Analyse : notons : (1) la singularité de la démarche qui consiste à établir le cadre juridique avant les  transformations radicales subséquentes pour le rendre opérationnel alors que l’inverse aurait été une approche plus pragmatique ; (2) l’opérationnalité de la nouvelle loi implique : (i) un énorme travail sur le plan juridique ; (ii) de multiples réformes ambitieuses macroéconomiques (meilleur mix et cohérence des politiques macroéconomiques) et structurelles (réformes des banques, des entreprises publiques, numérisation de l’économie, diversification des activités et des sources de financement) accompagnées d’un sequencing détaillé ; et (iii) une forte capacite technique et administrative ; et (3) aucune référence à une indépendance de la Banque d’Algérie qui lui permettrait d’exercer sa mission de lutte contre l’inflation sans influence politique.

L’ouverture des bureaux de change en Algérie et le taux de change unique. Deux exemples pour souligner l’ampleur des implications du projet de LMC.

La question des bureaux de change :

Leur rôle : l’achat et la vente de devises internationales. Ils se rémunèrent grâce à la marge (spread) supérieure par rapport au prix auxquels ils achètent des devises. En règle générale, les bureaux de change facturent également une commission en plus du spread. La valeur d’une monnaie résulte ainsi de l’interaction de l’offre et de la demande.

Les bureaux de change et la convertibilité du dinar ont déjà été adoptées : Entre autres réformes entreprises dans le cadre de l’accord de standby (1994-1995) et de la facilité élargie de crédit (1995-1998) du FMI, les autorités algériennes avaient consenti dès septembre 1997 à l’ouverture de bureaux de change et à la convertibilité du dinar algérien au titre des transactions du compte courant (achat de devises étrangères pour voyages, études et soins à l’étranger).
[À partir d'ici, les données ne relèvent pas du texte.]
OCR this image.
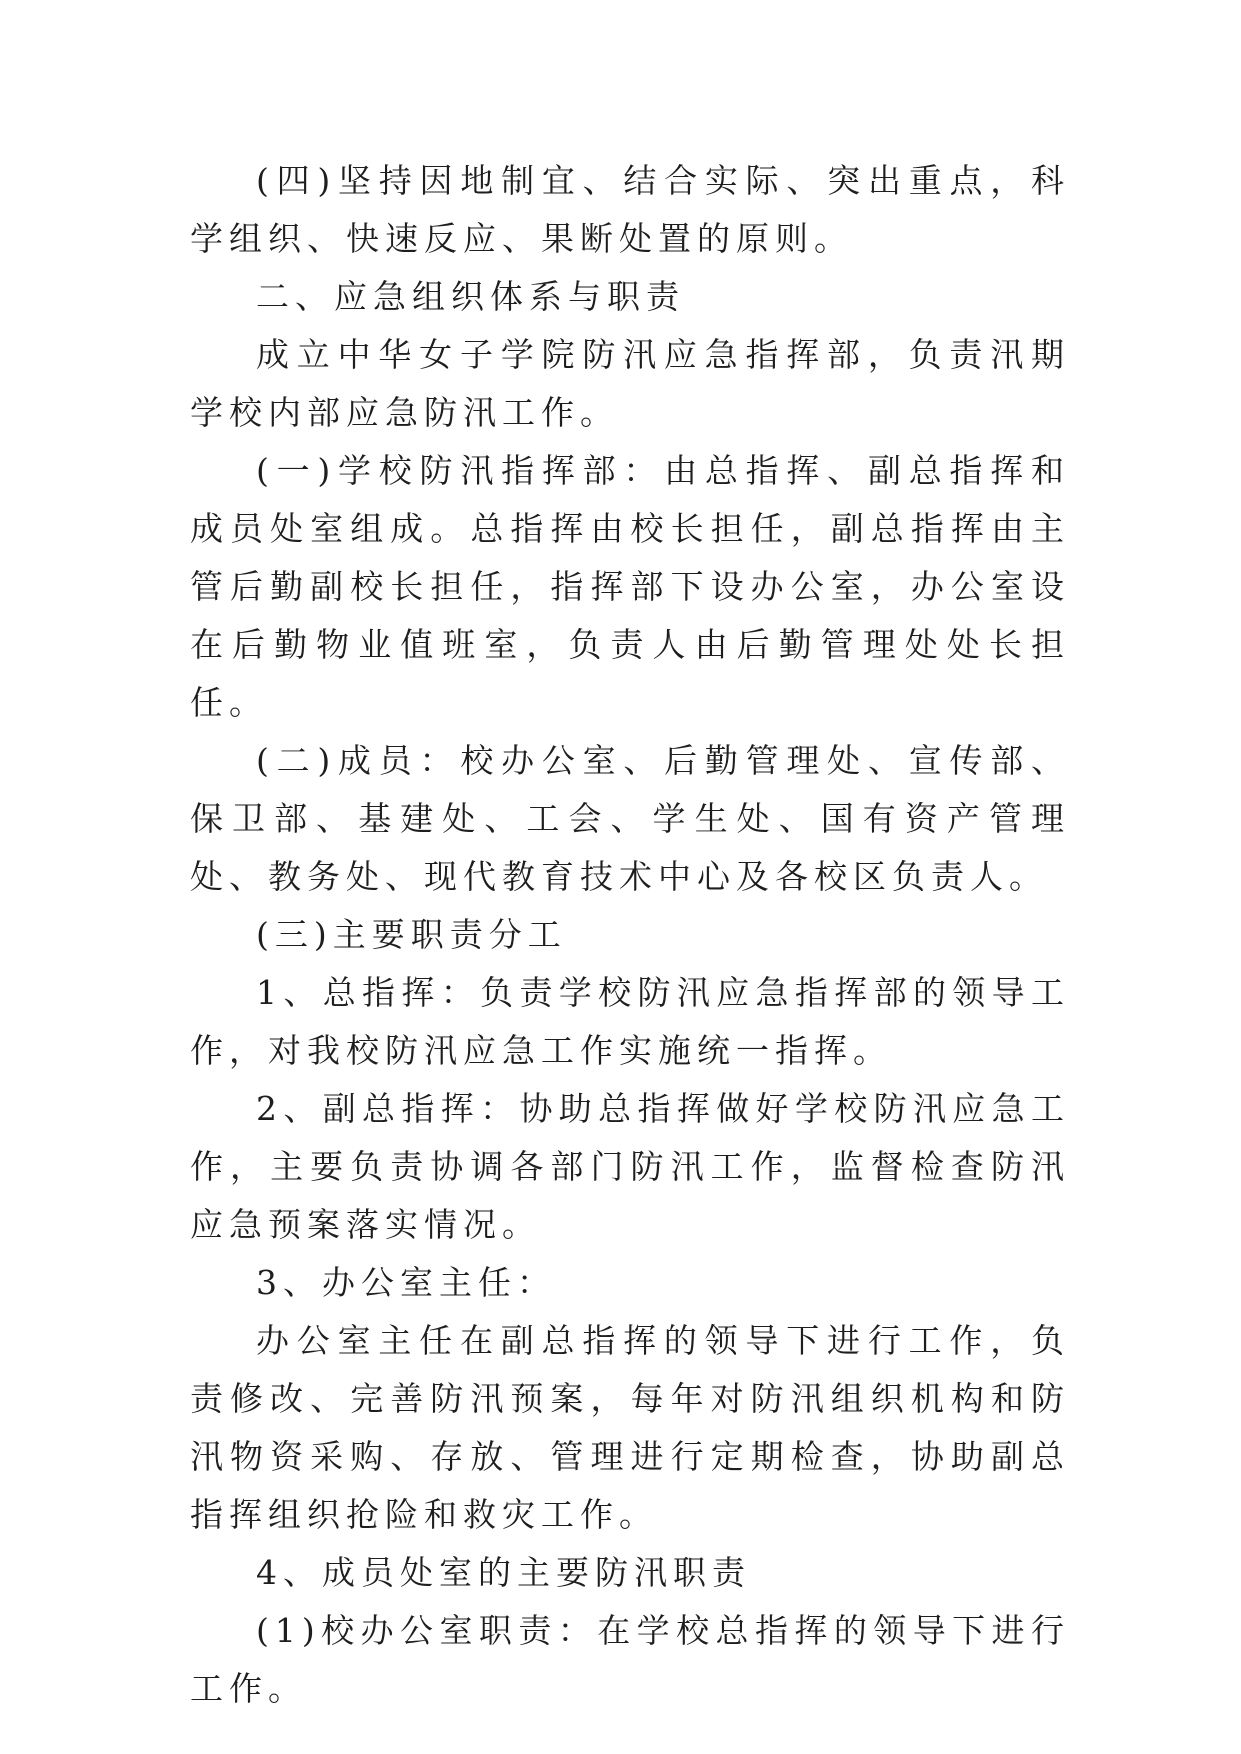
(四)坚持因地制宜、结合实际、突出重点，科学组织、快速反应、果断处置的原则。

二、应急组织体系与职责

成立中华女子学院防汛应急指挥部，负责汛期学校内部应急防汛工作。

(一)学校防汛指挥部：由总指挥、副总指挥和成员处室组成。总指挥由校长担任，副总指挥由主管后勤副校长担任，指挥部下设办公室，办公室设在后勤物业值班室，负责人由后勤管理处处长担任。

(二)成员：校办公室、后勤管理处、宣传部、保卫部、基建处、工会、学生处、国有资产管理处、教务处、现代教育技术中心及各校区负责人。

(三)主要职责分工

1、总指挥：负责学校防汛应急指挥部的领导工作，对我校防汛应急工作实施统一指挥。

2、副总指挥：协助总指挥做好学校防汛应急工作，主要负责协调各部门防汛工作，监督检查防汛应急预案落实情况。

3、办公室主任：

办公室主任在副总指挥的领导下进行工作，负责修改、完善防汛预案，每年对防汛组织机构和防汛物资采购、存放、管理进行定期检查，协助副总指挥组织抢险和救灾工作。

4、成员处室的主要防汛职责

(1)校办公室职责：在学校总指挥的领导下进行工作。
Cependant, vu le faible niveau des réserves de change à fin 1997 ($8 milliards et des importations de $11 milliards), les autorités algériennes avaient demandé à juste titre le report de ces deux dernières mesures. Toutefois, ce report dure jusqu’à ce jour bien que le pays eût accumulé des réserves internationales de changes atteignant $198 milliards en 2012.

L’ouverture des bureaux de change doit être accompagnée par une convertibilité du dinar.  Certaines conditions préalables doivent être établies pour que les démarches vers la convertibilité aient une chance raisonnable de succès, notamment : (1) un taux de change réaliste ; (2) des politiques monétaires et budgétaires cohérentes et crédibles ; (3) un niveau adéquat de réserves internationales ; et (4) l’élimination de la plupart des contrôles de prix. Les trois premiers sont nécessaires pour garantir que la suppression des restrictions n’entraîne pas un affaiblissement insoutenable de la balance des paiements et éventuellement une inversion du mouvement vers la convertibilité du compte courant. La quatrième est nécessaire pour s’assurer que la convertibilité se traduise par une plus grande efficacité via un alignement de la structure des prix relatifs intérieurs sur ceux qui prévalent sur le marché mondial.
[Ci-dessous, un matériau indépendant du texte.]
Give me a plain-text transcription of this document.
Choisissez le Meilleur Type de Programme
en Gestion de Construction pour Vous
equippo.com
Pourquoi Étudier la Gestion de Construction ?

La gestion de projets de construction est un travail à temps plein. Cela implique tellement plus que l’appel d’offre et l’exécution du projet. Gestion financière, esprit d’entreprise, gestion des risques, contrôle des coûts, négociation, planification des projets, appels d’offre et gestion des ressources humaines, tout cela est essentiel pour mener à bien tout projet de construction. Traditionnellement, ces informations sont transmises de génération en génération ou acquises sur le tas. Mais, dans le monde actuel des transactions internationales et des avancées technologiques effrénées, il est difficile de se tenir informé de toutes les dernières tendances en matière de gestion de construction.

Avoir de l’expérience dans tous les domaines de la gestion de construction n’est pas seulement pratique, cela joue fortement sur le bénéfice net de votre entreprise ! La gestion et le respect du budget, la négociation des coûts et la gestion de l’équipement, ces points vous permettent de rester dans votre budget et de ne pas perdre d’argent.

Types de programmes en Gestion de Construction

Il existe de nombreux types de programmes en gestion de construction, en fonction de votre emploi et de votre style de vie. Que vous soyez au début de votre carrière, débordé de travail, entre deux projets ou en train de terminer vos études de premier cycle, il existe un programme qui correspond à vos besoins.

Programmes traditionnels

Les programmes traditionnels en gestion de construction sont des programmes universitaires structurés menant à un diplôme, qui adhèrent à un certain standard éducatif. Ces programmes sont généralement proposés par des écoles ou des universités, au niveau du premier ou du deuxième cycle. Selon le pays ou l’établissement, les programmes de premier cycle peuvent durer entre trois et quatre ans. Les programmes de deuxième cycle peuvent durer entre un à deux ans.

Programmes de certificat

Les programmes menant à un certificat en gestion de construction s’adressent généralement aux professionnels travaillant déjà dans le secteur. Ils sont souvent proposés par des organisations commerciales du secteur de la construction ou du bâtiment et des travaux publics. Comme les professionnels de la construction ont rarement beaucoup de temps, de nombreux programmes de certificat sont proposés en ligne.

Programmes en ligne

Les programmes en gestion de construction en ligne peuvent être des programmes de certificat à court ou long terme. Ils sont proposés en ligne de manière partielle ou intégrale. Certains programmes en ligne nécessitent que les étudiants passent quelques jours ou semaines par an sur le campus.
La question du taux de change unique

Le taux de change unique implique l’élimination du marché parallèle. Le marché des changes de l’Algérie se caractérise par une dualité de compartiments (officiel et parallèle) depuis de longues années. La remontée des prix du pétrole depuis 2000 et l’accumulation de réserves de change significatives combinées à une politique de change plus active n’ont pas contribué à l’élimination de ce marché parallèle. En fait, le choc pétrolier de 2014 lui a permis d’acquérir de la profondeur et de la sophistication. En dernière analyse, le marché parallèle est entretenu par de nombreuses distorsions, notamment la persistance des restrictions commerciales et externes (injustifiés d’ailleurs), une gestion macroéconomique inefficiente, des réformes structurelles inachevées relatives à la baisse de la protection tarifaire et à la diversification des exportations, la recherche par les agents économiques d’une valeur refuge face à l’érosion continue de la monnaie nationale et la résistance aux réformes.

Les distorsions résultant d’un taux de change considérablement surévalué sont préjudiciables au développement économique. Un tel taux exclut certains agents économiques de l’accès à la devise internationale, décourage l’épargne étrangère, favorise les surfacturations des importations et les sous-facturations des exportations, réduit les recettes fiscales de l’Etat, empêche une certaine profondeur du marché interbancaire des changes et encourage les pratiques frauduleuses.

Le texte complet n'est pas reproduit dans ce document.